Friday, August 9, 2013

New!

150 years ago, restaurants and hotels would advertise, usually in gleaming electric lights, that they were "electrified."

75 years ago, movie theaters would proudly proclaim that they were "air-cooled," and later "air-conditioned."

If you travel the exurbs--or more likely through America's inner sprawl--you can still see signs out in front of cheap hotels that advertise C O L O R  T V.

These were new and disruptive technologies and therefore provided early adopters with a leveragable business advantage. But of course, that leveragable business advantage quickly became commoditized. When everyone does it, you no longer have a selling point.

In short, being first is a business advantage.

But it's nothing more than a temporal one, unless you're always first.

Apple is dealing with this today.

Their previously un-wilted rose is looking a bit droopy these days.

As they say in Hollywood, "What have you done lately."

All that said, as a culture, we currently prize the latest blockbuster above all things.

New is considered better than good.

We prize innovation (no matter how spurious its efficacy) above intrinsic value. Everything, in other words, has become "fashionized." The latest is, by definition, the greatest.

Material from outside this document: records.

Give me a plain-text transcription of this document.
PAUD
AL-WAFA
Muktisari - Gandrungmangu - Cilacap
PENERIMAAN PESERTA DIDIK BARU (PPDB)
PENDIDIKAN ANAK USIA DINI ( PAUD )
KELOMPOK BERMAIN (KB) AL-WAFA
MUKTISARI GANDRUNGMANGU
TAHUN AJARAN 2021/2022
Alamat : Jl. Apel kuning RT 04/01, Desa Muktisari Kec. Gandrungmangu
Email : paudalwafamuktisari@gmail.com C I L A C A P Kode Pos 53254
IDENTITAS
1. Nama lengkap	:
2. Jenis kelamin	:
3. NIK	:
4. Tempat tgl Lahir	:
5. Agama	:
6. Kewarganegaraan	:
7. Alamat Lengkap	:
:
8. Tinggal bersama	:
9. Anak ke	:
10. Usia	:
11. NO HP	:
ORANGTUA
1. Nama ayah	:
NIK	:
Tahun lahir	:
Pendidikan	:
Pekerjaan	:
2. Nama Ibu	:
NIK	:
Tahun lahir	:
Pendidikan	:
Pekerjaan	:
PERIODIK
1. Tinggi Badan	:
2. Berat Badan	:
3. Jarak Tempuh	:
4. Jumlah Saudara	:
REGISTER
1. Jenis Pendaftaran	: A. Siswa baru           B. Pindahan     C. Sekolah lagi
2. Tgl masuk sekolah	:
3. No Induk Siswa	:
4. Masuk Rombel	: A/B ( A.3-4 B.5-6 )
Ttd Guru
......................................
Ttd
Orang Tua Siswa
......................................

Of course, this compulsive quest for newness introduces a 1950s concept to marketing communications. Our communications are created with obsolescence planned in. In other words, they're planned not to endure.

To my mind that's why approximately 90% of all agency hours are billed on creating things that are immaterial, esoteric, a distraction or a toy.

Very few focus on our real job. To communicate. To clarify. To make simple. To define, demonstrate and disseminate. Or in the words of Carl Ally: "To impart useful consumer information in an executionally brilliant way."

We have as an industry lost our way.

In chasing nothing but new, we are chasing our tails.


1 comment:

  1. Exactly. perhaps the reason one digital agency has adopted a unicorn as its new logo.